Sober Parenting

Rob is out of town this week. He left early yesterday morning and won’t be back until Thursday afternoon. I wasn’t too upset that he had to go. This past weekend he was rather snappish and sort of checked out. Not all day every day but definitely for periods of time. He’d slept poorly Thursday through Sunday, which coincidentally (lol) tracked with his drinking.

Thursday night he had a couple of cocktails while hanging out on the sofa. And yep, he was on his phone the entire time. Friday night, he poured a drink at home and then had another at dinner, for what purpose I don’t know; we were to play tennis with the kids at a school fundraiser afterwards. Saturday, he was drinking by 4:00 and didn’t stop until right before bed. Again, he was on his phone while the kids and I watched a movie. Sunday, my daughter had a tennis tournament in the morning, we went to the pool for a little while in the afternoon, then we hung out at home in the evening. Rob started drinking around 4:00 when he began cooking dinner. I thought he might skip this day b/c of having to wake up early the next to travel, but nope. He drank past the dinner hour and only stopped about an hour before retiring for bed. And yep, once again, he was glued to his phone.

Funny how Rob and I just literally had the “electronics” talk this weekend, commenting on how much time the kids were on their phones, iPads, or Xbox, and I still have to deal with a husband who is so zoned in on his phone or laptop every night of the week that I can’t even watch a TV show with him. He’s supposed to be a role model for our kids.

Ugh. I wish I could say it’s “this time of year.” I wish I could blame my husband’s behavior solely on football (which by the way, hasn’t even officially started yet). But ever since Rob got that Mustang, no check that, ever since he started dreaming of owning that Mustang, he’s been keyed into researching, reading articles, surfing the web, browsing car ads, etc. It’s almost an addiction. He is so attuned to his phone that he is impossible to count on at night. He’ll make dinner, and if he has to run one of the kids to sports, he’ll do this. But as soon these things are done, he immediately checks out of family life.

Our son and daughter are growing up doing their own thing each evening. They’re in the basement or in their rooms, and they’re not even in high school, yet. They’re not angsty teenagers wanting their privacy; they’re kids. Rob and I are missing out on some of their best years, the most impressionable years, the years where they still look up to their parents and see them as role models. The more time I spend sober, the more I see how drinking has impacted this. Rob is someone I love. Someone I DEEPLY love. Sometimes I am filled with such love for him, I don’t know what to do with it. But there’s a small tear, there’s a small hole in my chest that sees issues that I used to try to mask with alcohol. Alcohol helped me to push bad stuff away, to sweep it under a rug. I could pretend–if only for a little while–that problems weren’t problems. I was happy to have the kids shuttle themselves off to their rooms to play electronics or Facetime friends so that I could do my own thing–i.e., drink alcohol. Rob is still in this mindset. He wants to have time to himself every night–to surf the internet with a drink in hand, to run his drafts, to research Mustang news, to “check out.” For not just a half hour but the remainder of the evening once dinner is cleaned up.
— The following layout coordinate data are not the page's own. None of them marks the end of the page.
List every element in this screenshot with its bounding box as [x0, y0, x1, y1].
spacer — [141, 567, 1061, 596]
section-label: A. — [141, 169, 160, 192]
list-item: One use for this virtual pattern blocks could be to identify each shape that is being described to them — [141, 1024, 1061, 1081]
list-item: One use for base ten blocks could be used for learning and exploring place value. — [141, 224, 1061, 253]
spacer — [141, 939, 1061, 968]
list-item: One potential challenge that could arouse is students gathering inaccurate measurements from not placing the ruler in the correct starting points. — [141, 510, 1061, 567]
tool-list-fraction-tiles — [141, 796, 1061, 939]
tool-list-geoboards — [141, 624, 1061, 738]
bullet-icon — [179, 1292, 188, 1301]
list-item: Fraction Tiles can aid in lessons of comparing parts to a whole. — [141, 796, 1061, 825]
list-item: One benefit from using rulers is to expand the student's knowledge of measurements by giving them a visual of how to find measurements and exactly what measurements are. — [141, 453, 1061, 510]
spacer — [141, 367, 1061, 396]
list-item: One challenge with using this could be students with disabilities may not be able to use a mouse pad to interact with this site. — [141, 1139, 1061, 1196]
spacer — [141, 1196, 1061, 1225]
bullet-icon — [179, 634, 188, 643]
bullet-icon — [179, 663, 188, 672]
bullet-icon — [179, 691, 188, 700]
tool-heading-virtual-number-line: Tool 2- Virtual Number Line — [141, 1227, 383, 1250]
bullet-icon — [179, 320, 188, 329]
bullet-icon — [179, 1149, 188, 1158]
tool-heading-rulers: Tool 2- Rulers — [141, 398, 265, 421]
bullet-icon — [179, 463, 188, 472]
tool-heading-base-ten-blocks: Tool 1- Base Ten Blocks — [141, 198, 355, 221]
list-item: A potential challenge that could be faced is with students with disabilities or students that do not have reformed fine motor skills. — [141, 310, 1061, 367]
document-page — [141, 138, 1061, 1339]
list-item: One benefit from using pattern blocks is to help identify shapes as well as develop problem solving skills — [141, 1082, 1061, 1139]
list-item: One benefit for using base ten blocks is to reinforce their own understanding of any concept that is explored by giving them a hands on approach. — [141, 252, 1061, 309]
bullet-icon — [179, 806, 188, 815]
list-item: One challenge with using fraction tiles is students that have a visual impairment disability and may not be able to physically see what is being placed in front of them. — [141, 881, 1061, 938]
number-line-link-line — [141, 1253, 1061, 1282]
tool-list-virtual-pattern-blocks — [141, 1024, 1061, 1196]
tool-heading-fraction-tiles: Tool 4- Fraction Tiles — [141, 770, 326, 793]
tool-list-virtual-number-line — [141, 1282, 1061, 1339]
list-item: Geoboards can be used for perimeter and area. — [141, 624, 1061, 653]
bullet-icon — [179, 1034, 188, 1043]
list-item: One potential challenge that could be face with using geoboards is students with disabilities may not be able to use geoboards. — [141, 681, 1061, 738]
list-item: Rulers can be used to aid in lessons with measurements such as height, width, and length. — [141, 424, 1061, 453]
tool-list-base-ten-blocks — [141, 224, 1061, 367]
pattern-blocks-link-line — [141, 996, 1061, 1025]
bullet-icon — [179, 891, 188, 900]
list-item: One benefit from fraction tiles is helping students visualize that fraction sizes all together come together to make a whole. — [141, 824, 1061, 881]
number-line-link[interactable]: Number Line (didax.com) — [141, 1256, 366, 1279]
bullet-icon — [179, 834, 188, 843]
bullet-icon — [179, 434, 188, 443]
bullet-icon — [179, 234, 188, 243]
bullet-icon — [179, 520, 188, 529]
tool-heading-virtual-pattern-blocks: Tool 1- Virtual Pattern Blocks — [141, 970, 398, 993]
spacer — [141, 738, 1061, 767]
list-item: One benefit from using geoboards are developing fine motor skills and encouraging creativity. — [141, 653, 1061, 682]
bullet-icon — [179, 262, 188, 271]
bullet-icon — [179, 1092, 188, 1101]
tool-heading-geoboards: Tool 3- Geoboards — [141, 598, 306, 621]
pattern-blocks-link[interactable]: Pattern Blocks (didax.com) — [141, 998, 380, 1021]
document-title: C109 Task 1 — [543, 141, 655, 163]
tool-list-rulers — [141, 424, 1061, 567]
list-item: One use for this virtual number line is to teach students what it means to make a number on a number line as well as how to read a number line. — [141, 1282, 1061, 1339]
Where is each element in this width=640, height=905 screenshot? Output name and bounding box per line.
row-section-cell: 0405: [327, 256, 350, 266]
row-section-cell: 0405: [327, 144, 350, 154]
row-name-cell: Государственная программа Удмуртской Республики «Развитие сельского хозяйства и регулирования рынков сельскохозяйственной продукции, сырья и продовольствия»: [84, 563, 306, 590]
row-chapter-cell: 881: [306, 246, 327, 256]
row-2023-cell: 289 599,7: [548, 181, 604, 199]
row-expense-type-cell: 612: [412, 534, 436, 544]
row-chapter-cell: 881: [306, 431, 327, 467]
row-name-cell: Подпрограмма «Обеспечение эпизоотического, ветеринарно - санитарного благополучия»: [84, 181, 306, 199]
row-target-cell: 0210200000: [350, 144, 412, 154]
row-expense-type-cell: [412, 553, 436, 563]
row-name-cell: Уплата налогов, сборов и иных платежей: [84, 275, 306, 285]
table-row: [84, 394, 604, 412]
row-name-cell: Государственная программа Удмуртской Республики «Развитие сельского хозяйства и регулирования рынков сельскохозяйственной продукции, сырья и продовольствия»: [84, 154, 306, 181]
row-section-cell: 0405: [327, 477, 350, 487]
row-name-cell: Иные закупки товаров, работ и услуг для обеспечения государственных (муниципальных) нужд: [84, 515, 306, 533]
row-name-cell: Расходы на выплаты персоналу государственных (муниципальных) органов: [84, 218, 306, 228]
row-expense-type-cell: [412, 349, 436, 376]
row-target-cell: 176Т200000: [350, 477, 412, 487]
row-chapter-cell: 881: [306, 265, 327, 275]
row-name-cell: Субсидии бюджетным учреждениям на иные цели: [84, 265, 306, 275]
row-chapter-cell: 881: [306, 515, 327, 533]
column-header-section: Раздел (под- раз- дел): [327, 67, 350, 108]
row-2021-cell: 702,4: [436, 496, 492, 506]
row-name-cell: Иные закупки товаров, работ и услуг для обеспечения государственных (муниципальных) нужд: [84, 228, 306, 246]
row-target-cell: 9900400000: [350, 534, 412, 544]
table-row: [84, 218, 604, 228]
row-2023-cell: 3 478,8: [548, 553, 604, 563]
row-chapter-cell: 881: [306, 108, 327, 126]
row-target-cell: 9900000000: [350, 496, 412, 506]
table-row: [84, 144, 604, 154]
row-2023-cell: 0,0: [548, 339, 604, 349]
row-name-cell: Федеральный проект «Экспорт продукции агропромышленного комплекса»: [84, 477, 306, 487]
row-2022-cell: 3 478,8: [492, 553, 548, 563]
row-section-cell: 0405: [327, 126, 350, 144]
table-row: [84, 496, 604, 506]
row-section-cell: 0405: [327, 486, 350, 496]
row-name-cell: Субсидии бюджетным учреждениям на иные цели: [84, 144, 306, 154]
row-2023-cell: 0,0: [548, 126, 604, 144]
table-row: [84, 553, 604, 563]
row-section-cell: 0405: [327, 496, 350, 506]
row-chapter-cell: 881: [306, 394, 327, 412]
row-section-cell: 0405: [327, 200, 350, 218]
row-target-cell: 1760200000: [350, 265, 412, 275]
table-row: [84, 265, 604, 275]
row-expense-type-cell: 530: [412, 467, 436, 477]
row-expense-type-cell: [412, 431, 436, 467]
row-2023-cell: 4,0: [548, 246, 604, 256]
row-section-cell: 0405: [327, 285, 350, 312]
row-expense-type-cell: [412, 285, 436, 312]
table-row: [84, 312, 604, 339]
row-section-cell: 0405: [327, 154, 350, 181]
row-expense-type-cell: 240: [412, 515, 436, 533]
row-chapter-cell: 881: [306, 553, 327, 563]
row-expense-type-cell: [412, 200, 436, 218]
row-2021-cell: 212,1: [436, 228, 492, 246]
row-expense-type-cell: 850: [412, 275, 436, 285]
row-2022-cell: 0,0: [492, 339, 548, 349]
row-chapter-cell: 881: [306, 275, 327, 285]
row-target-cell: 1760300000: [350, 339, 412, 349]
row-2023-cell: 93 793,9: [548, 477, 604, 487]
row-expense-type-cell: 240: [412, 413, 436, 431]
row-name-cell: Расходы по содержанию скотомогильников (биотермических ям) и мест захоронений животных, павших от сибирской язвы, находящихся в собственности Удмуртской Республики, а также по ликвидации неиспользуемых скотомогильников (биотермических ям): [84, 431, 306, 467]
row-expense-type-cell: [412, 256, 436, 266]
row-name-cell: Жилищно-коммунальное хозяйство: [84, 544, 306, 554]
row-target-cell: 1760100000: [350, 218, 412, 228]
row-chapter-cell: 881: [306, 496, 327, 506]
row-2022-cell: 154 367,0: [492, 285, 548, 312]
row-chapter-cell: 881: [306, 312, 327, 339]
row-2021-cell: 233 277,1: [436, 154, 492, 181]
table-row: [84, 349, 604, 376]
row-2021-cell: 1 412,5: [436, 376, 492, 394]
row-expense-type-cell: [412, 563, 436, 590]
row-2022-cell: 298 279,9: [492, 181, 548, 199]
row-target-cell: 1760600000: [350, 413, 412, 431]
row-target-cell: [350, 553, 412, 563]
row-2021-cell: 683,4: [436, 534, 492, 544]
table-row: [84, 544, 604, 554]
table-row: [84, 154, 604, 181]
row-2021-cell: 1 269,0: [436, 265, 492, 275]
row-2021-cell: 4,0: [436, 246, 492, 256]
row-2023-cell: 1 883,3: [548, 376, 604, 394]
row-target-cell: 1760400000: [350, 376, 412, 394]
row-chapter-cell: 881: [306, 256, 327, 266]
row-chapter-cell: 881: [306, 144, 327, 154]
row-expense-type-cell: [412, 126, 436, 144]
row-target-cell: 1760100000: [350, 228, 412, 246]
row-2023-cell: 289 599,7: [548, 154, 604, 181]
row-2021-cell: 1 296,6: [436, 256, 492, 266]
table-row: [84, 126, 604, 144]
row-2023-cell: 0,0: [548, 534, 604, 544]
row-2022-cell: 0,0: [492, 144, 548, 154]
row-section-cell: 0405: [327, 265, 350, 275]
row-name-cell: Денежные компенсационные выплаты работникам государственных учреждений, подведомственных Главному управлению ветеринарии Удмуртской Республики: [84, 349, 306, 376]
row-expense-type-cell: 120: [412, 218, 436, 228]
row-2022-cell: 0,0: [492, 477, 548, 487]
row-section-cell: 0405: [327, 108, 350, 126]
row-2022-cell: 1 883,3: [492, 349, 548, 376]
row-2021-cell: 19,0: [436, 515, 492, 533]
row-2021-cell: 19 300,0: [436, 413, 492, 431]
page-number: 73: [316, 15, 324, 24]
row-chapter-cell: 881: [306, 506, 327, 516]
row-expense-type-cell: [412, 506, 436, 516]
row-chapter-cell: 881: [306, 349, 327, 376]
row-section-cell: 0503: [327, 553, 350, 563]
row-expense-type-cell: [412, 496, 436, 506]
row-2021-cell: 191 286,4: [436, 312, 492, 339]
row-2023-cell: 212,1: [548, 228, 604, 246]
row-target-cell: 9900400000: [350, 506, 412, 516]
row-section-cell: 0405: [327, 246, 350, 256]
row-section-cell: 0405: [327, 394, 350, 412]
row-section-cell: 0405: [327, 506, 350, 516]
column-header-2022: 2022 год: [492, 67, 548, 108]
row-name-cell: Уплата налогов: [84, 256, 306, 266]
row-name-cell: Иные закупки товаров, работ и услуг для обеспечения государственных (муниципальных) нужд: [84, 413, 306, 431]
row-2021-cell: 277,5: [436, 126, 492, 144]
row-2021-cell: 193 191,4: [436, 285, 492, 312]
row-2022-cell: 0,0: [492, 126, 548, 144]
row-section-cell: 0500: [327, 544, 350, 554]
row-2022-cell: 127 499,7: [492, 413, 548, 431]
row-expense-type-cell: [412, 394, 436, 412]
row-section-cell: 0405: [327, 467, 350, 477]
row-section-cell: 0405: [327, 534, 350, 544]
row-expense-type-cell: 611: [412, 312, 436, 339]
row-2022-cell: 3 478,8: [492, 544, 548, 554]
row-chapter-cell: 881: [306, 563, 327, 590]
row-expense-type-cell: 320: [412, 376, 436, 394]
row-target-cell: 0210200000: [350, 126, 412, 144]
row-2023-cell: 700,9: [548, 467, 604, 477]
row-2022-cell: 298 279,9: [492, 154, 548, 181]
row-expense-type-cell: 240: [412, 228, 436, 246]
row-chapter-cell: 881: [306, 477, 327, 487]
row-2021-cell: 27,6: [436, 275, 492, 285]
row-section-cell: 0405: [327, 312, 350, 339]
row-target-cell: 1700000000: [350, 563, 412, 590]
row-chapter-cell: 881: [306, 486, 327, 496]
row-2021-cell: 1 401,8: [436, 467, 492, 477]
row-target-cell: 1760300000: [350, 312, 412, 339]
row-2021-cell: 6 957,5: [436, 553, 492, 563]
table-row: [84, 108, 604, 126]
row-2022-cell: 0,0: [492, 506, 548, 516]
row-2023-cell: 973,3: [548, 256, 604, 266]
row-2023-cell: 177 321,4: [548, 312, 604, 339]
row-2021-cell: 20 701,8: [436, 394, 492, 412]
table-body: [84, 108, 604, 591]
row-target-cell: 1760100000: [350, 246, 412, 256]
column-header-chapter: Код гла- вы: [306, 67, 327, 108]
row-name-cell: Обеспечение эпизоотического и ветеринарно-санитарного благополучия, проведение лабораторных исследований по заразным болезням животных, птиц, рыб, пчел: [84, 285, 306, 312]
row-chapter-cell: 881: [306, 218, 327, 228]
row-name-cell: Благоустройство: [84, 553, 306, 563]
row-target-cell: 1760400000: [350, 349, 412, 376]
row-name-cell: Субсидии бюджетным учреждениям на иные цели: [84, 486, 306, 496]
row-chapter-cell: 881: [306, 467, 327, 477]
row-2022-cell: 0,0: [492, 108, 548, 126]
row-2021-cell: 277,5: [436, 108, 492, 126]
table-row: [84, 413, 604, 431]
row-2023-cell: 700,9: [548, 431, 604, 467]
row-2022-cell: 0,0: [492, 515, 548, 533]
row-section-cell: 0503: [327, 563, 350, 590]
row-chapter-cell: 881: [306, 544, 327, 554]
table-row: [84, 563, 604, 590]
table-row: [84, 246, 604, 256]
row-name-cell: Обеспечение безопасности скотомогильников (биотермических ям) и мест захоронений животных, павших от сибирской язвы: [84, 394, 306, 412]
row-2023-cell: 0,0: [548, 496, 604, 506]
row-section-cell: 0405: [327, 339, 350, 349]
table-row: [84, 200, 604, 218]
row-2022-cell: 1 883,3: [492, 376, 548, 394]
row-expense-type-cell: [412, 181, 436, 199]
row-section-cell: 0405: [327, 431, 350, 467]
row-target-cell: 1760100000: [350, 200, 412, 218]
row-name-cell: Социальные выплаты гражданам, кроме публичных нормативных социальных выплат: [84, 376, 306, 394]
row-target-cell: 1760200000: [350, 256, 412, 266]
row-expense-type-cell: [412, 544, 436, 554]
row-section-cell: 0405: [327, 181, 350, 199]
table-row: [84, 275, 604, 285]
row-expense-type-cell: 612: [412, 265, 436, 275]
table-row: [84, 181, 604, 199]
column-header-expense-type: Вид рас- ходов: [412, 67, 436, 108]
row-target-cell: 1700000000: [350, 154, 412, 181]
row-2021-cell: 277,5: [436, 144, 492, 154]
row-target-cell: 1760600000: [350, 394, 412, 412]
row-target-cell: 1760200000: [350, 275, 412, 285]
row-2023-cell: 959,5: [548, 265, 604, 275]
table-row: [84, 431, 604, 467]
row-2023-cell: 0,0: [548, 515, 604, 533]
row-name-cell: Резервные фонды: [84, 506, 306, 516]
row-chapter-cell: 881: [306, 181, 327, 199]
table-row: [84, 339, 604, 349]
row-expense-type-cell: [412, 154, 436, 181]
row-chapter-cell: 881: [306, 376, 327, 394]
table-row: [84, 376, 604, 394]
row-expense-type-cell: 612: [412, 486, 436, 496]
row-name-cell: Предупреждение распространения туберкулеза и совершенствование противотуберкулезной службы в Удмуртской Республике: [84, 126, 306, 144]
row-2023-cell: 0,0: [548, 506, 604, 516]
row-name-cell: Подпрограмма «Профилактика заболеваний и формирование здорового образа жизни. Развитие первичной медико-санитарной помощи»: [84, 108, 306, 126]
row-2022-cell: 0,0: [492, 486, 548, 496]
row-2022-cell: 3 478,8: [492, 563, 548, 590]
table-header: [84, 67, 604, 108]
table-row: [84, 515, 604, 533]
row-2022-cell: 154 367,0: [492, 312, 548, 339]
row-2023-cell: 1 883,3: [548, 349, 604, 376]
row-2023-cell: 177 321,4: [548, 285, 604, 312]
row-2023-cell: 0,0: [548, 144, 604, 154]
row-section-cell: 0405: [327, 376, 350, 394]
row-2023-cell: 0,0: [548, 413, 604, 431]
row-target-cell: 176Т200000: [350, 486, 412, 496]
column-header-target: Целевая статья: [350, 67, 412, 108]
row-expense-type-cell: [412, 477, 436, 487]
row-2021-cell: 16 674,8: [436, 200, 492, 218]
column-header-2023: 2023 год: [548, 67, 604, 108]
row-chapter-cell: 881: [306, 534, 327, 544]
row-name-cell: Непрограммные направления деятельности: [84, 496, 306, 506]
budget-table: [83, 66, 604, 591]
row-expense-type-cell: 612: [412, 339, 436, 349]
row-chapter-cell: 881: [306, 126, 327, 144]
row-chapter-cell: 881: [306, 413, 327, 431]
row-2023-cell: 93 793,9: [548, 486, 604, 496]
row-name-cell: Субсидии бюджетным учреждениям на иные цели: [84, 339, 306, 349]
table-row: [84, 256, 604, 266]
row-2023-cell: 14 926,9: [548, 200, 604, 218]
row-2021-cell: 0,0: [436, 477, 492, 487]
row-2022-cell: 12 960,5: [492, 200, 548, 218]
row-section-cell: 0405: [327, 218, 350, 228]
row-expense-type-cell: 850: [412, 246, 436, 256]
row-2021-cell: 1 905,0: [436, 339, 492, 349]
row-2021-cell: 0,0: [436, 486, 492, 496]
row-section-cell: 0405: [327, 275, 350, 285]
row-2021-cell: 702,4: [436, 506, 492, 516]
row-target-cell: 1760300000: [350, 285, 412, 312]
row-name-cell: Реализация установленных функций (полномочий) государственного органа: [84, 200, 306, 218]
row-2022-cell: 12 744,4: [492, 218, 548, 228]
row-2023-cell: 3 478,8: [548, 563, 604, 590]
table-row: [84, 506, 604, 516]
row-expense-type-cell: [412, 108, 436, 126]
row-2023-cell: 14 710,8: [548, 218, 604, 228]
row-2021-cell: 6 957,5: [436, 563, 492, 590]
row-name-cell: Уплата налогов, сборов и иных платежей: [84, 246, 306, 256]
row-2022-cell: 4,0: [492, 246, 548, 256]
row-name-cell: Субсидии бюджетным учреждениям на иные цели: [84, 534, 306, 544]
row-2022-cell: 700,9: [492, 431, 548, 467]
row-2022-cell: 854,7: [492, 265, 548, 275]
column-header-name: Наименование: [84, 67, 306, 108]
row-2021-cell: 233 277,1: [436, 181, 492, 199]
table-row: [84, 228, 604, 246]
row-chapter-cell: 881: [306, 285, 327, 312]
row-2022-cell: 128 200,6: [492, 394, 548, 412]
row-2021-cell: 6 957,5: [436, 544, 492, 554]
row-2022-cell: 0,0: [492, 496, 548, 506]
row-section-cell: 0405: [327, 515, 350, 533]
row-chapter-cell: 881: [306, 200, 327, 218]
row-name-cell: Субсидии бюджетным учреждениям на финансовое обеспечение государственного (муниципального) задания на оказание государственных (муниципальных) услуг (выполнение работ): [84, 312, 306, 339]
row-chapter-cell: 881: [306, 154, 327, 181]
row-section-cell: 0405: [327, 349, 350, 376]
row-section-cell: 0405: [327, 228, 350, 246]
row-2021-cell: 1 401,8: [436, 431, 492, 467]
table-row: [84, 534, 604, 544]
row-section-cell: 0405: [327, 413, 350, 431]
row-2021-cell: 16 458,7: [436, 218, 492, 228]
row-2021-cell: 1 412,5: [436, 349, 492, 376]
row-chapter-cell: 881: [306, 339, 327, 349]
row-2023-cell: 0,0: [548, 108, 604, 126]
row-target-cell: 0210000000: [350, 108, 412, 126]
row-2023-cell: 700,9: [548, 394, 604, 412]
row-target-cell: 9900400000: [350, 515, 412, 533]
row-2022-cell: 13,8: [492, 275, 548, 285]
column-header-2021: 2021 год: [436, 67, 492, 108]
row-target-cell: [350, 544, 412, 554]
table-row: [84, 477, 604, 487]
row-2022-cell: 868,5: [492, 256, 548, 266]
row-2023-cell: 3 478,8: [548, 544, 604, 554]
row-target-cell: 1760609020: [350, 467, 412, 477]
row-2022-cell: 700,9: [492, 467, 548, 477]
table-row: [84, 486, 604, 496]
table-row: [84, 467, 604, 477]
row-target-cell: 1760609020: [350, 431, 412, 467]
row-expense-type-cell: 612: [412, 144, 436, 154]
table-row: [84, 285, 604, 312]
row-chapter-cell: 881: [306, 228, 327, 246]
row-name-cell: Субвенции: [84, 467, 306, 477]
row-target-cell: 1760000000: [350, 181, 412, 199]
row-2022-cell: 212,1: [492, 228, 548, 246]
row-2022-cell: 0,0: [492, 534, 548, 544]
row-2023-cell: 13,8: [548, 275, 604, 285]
I am not perfect. Far from it. It’s only as I’ve put down the bottle that I’ve come to realize how MUCH I’ve neglected with my parenting, with instructing my kids. My son and daughter have grown up with their mom taking care of their every need. I’m still guilty of spreading toothpaste on their toothbrushes in the morning. I haven’t properly taught them much of anything. I haven’t trusted them to their own chores or tasks because I can always “do it faster.” I have saved them from any mistakes they could have made. I’m their net, their catchall. My son is thirteen. Thirteen! My daughter is ten. This past weekend, I made some headway for probably the first time in my parenting life. I SHOWED my daughter how to shave her legs, watched as she did it. I held off doing it for her. I wanted to teach her this so she could shave herself. I also showed her how to make Ramen Noodles, and you know what? She called me today at work and asked if she could make them on her own. True it didn’t go smoothly but she at least felt capable of trying. We’ll work on it so next time she’s successful. With my son, I’ve now had the “alcohol talk” before he starts 8th grade. I did this without Rob b/c I wanted to make sure my son knew the truth about drinking, and I felt most qualified to teach this. I’ve also tried to get my son to open up to me. I’m spending more time with him one-on-one. It’s so… cool!

School starts tomorrow. Tonight, I will help the kids get ready, but I won’t do everything for them. I will tell them to pick out their outfits, bring out their backpacks, get their water bottles and snacks together, and then I’ll head them off to their showers. Rob will miss the first day pictures and walking my daughter up to her elementary school, but I will be there. I will try to be “present” for every milestone this year and beyond. I will focus on my children, focus on my parenting and how I can improve it, because we only have so much time left with my son and daughter in the house. I will not let alcohol steal these precious memories from me.